Лицо его казалось таким беззащитным от непонятного волнения, что Грейди и не спросила, почему она должна ждать именно там. Она могла разглядеть Клайда только урывками, в зияющих, как вспышки, промежутках среди проносящихся мимо машин. В конце концов Грейди увидела, что он вертится возле прилавка с фруктами и цветами. В ту же секунду она узнала в девушке, идущей навстречу, свою одноклассницу по пансиону мисс Рисдейл — и, отвернувшись, принялась изучать сияющую аптечную витрину, в которой были выставлены бандажи. Тело ее содрогнулось от рева подземки: под ногами у нее оказалась вентиляционная решетка метро. Из этой бездны доносился скрежет железных колес, а потом, уже гораздо ближе, раздались более резкие звуки: зазвенели клаксоны, грохнули крылья машин, завизжали шины! Грейди резко обернулась и увидела шофера, проклинающего Клайда, который несся через улицу во все лопатки.
Схватив Грейди за руку, он потянул ее за собой, и они бежали до тех пор, пока не свернули в боковую улочку, укрытую деревьями, тихую и всю в чудных деревьях. Когда, задыхаясь, они повисли друг на друге, Клайд сунул ей в руку букетик фиалок — и она поняла, так отчетливо, будто видела все своими глазами, что цветы эти он стащил. В прожилках фиалковых листьев струилось совсем иное лето, мшистое и тенистое, и Грейди прижалась к этой прохладе щекой.
Вернувшись домой, она позвонила Эппл и сказала, что в Истгемптон все-таки не приедет. Вместо этого она отправилась с Клайдом в Ред-Бэнк, что в Нью-Джерси, и там около двух часов ночи они поженились.
Глава 5
Мать Клайда, дородная, смуглая женщина, выглядела измотанной и расстроенной, как будто всю жизнь ей приходилось делать все за других. Порой даже казалось, что она в этом раскаивается, когда в ее голосе проскальзывали жалобные задумчивые нотки.

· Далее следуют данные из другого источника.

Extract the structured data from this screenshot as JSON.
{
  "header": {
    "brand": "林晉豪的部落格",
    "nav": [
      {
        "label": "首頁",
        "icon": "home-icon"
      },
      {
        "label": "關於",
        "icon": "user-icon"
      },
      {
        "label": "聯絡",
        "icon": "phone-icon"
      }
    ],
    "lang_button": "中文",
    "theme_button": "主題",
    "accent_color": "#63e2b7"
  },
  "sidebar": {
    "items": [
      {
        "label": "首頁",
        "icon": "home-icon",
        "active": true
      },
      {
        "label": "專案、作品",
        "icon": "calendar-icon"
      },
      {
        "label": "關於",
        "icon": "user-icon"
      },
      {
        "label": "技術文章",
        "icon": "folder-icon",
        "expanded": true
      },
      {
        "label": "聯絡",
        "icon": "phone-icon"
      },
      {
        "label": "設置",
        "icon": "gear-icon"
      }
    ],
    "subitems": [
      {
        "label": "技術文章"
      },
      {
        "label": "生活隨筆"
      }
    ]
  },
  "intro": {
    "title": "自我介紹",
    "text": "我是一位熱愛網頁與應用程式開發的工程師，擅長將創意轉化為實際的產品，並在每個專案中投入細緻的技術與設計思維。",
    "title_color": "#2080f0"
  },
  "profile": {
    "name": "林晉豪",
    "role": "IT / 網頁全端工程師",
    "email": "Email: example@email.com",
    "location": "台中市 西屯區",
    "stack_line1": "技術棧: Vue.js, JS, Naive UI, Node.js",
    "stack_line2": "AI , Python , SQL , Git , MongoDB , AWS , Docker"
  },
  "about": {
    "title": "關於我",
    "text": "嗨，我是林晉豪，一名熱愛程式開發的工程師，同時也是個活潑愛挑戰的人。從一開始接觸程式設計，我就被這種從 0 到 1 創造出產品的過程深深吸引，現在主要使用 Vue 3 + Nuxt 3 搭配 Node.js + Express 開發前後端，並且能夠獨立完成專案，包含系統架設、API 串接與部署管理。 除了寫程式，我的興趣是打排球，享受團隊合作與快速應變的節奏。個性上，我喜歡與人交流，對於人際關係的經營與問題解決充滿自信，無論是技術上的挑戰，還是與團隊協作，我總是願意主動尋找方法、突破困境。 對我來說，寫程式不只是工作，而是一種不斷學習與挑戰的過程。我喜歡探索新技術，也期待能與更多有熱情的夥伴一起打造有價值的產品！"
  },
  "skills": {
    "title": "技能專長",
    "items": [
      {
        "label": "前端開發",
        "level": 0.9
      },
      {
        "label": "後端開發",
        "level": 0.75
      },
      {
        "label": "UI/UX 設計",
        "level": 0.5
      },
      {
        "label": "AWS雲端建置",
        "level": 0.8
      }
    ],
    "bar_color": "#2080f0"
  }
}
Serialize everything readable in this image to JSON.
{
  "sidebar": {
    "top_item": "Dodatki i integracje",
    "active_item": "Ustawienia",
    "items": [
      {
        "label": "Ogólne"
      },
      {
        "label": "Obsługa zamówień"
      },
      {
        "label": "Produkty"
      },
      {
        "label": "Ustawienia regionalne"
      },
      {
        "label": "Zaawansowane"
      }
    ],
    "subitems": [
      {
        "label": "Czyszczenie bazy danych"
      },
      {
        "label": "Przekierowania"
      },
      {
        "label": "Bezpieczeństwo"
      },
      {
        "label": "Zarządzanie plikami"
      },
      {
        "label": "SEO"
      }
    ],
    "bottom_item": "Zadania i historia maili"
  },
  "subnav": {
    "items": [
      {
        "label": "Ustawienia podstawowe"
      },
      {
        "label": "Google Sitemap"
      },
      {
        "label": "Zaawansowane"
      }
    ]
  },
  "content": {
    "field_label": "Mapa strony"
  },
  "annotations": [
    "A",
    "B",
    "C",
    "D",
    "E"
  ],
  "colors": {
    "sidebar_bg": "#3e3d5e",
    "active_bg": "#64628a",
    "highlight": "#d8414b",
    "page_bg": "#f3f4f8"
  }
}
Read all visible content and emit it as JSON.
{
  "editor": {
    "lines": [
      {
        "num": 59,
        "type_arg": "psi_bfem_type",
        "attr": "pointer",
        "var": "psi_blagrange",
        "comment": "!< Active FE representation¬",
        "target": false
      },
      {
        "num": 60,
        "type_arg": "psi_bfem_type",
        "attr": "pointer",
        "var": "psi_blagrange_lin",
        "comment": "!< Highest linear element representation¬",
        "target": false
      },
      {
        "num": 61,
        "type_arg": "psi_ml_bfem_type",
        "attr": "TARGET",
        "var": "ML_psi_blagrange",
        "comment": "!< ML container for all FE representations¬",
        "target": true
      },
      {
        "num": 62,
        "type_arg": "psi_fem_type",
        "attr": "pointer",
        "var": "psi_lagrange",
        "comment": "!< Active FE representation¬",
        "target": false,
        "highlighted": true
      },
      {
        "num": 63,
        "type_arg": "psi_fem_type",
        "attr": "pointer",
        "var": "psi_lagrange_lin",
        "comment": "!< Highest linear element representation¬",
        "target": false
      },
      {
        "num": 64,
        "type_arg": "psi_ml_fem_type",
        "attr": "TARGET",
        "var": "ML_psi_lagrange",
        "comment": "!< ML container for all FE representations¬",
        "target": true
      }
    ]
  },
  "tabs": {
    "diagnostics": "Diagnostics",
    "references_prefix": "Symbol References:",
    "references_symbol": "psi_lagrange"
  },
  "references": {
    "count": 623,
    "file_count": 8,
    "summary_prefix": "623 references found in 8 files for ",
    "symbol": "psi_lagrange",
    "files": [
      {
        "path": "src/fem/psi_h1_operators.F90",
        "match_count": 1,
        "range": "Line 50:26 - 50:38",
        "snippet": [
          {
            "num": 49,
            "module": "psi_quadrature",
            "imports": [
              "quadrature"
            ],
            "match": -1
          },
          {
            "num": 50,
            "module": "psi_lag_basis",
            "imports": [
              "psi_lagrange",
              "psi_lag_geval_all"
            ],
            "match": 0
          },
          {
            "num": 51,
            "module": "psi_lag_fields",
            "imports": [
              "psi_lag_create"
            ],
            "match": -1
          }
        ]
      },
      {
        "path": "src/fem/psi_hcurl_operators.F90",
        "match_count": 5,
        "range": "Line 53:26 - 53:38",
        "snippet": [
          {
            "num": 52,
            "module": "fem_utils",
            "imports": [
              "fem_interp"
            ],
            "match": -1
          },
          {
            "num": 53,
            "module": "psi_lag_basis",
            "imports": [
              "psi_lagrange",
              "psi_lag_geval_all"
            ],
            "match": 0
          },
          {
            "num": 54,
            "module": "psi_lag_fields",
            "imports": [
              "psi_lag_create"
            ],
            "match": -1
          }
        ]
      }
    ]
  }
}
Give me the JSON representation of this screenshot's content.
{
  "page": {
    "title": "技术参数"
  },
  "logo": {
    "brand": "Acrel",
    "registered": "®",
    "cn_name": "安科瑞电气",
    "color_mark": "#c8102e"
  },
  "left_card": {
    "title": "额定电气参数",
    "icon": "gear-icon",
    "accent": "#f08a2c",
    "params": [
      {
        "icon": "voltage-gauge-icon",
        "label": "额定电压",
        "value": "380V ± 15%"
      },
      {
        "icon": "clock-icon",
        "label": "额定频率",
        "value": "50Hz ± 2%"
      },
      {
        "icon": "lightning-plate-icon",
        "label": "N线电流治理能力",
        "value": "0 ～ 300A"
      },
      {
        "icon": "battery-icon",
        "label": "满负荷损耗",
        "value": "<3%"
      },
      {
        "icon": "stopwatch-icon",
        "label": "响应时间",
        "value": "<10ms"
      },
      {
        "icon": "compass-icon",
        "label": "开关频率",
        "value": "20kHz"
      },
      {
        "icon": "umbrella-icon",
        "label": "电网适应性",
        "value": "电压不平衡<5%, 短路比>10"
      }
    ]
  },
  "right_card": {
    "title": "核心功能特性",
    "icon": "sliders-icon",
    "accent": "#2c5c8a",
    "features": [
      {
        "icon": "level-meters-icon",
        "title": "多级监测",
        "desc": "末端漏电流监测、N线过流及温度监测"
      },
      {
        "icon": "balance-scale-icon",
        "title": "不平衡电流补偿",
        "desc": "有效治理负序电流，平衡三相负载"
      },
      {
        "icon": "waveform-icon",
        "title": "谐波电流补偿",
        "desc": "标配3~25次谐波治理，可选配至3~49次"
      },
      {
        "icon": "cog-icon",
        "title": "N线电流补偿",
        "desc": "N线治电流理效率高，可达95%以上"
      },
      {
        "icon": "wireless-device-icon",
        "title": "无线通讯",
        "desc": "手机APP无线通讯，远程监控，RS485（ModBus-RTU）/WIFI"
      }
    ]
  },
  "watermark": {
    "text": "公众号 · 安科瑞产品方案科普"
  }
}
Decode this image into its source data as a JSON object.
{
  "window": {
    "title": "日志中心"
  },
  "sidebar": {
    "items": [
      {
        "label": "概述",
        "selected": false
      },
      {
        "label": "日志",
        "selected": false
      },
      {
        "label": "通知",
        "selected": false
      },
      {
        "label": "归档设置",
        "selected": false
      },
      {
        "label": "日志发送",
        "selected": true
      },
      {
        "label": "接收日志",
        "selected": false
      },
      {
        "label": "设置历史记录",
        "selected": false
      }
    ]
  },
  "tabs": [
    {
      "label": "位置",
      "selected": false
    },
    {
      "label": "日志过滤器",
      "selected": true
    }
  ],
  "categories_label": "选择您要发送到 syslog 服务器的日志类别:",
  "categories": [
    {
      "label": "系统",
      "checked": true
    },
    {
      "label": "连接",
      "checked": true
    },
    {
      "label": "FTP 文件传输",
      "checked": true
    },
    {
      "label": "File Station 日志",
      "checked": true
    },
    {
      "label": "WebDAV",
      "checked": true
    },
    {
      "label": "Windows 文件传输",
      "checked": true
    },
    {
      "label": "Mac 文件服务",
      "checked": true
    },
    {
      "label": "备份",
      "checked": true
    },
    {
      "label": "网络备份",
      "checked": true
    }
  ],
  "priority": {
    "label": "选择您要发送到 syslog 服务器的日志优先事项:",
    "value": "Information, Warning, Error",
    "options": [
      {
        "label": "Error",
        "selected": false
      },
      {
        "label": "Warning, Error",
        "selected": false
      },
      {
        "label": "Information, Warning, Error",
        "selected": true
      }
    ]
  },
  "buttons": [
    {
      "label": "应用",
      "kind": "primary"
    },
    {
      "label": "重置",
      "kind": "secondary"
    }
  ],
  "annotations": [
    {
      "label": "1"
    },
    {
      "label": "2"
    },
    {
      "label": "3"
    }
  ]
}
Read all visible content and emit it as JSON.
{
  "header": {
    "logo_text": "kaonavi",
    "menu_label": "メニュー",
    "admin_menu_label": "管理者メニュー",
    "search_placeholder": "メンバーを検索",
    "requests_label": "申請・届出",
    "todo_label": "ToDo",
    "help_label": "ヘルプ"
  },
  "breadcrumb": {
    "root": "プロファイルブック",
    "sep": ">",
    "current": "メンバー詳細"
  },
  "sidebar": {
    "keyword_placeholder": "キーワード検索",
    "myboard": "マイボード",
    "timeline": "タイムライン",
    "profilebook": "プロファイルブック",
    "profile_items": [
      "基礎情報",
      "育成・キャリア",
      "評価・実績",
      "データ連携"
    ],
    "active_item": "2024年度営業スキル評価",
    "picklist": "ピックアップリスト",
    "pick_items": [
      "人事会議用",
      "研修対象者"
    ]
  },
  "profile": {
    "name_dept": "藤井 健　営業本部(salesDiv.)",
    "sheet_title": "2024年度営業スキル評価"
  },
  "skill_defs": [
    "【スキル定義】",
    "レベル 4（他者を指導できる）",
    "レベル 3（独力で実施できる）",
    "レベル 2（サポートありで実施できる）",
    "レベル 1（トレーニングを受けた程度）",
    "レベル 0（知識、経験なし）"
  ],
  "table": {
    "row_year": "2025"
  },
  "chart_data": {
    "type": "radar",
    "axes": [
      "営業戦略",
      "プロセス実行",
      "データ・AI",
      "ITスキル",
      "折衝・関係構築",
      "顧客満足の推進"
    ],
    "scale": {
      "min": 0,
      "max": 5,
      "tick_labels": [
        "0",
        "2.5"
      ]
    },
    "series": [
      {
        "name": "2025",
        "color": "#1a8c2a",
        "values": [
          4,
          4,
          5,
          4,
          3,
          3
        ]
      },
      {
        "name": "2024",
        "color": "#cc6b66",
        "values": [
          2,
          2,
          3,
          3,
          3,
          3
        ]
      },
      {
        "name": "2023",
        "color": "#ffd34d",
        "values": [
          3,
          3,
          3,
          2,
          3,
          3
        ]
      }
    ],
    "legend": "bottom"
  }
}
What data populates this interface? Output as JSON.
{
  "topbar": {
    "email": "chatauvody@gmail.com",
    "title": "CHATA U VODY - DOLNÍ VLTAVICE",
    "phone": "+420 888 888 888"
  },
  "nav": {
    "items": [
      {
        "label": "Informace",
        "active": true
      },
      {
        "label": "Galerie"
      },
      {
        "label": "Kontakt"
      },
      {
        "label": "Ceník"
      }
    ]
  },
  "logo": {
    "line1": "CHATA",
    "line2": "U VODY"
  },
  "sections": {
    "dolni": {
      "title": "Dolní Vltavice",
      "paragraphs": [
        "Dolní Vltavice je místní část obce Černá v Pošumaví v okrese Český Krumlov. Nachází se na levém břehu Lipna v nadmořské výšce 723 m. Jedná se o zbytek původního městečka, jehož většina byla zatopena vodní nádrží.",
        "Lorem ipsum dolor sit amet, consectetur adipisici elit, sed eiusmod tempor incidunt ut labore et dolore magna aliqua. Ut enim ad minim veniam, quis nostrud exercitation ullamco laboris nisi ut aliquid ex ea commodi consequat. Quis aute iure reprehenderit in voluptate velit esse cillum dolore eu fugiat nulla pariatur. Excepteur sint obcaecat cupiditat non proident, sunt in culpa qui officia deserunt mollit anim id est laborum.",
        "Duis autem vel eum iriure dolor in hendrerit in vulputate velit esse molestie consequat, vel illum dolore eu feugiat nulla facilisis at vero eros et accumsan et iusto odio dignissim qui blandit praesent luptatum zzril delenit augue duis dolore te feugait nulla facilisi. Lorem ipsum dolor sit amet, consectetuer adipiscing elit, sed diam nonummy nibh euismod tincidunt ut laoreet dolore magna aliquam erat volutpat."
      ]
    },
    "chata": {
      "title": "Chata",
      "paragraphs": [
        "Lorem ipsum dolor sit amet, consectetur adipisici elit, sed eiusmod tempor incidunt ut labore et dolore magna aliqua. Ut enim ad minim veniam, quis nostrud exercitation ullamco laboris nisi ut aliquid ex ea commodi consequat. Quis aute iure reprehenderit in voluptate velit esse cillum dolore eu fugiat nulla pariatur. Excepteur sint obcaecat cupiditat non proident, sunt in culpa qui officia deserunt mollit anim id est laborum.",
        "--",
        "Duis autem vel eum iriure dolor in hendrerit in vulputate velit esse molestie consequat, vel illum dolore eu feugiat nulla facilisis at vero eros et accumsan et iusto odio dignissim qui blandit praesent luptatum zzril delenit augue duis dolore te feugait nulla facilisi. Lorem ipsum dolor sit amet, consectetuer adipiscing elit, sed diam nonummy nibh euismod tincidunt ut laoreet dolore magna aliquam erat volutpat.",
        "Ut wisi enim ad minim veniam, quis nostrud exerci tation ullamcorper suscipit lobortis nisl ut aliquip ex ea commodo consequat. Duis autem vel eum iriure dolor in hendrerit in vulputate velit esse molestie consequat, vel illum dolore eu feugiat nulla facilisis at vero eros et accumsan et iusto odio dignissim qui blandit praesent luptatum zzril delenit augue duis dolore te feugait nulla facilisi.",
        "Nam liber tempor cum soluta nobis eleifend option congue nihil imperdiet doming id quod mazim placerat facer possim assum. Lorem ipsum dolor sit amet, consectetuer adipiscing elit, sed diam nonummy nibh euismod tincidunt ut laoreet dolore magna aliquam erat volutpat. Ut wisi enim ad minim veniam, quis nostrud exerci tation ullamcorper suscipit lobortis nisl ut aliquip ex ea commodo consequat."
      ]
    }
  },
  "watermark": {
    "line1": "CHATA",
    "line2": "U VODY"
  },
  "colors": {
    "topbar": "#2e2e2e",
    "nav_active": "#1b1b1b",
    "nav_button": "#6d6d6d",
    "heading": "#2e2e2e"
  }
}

— Kinder, kinder,[7] прошу вас, спокойнее, — произнесла она, прикоснувшись ко лбу кончиками пальцев. По ее волосам, волнистым, как стиральная доска, крепко прижатым к голове крошечными гребешками, серебристым зигзагом пробежал блик света. — Берни, милый, послушай, что тебе говорит Ида, не играй в мяч дома. Ради мамочки, поди на кухню, помоги своему брату с холодильником.
— Не толкайся!
— Не толкаться? — возмутилась Ида, только что хорошенько подтолкнувшая Берни. — Да я этого придурка сейчас изуродую. Ты понял, Берни? Если будешь играть дома в мяч, я тебя изуродую.
В ответ на это миссис Манцер снова стала молить Берни послушаться мамочки. В ушах ее висели серьги из черного янтаря, и, когда она качала головой, еле слышно бормоча невнятные причитания, эти бусины тряслись, как колокольчики. На столике перед ней стоял горшочек с небольшим кактусом, и она трамбовала вокруг него землю. Грейди, сидевшая напротив, отметила про себя, что миссис Манцер уже в девятый или десятый раз приминает землю в горшке; это говорило о том, что мать Клайда тоже чувствует себя неловко: этот вывод немного успокоил Грейди.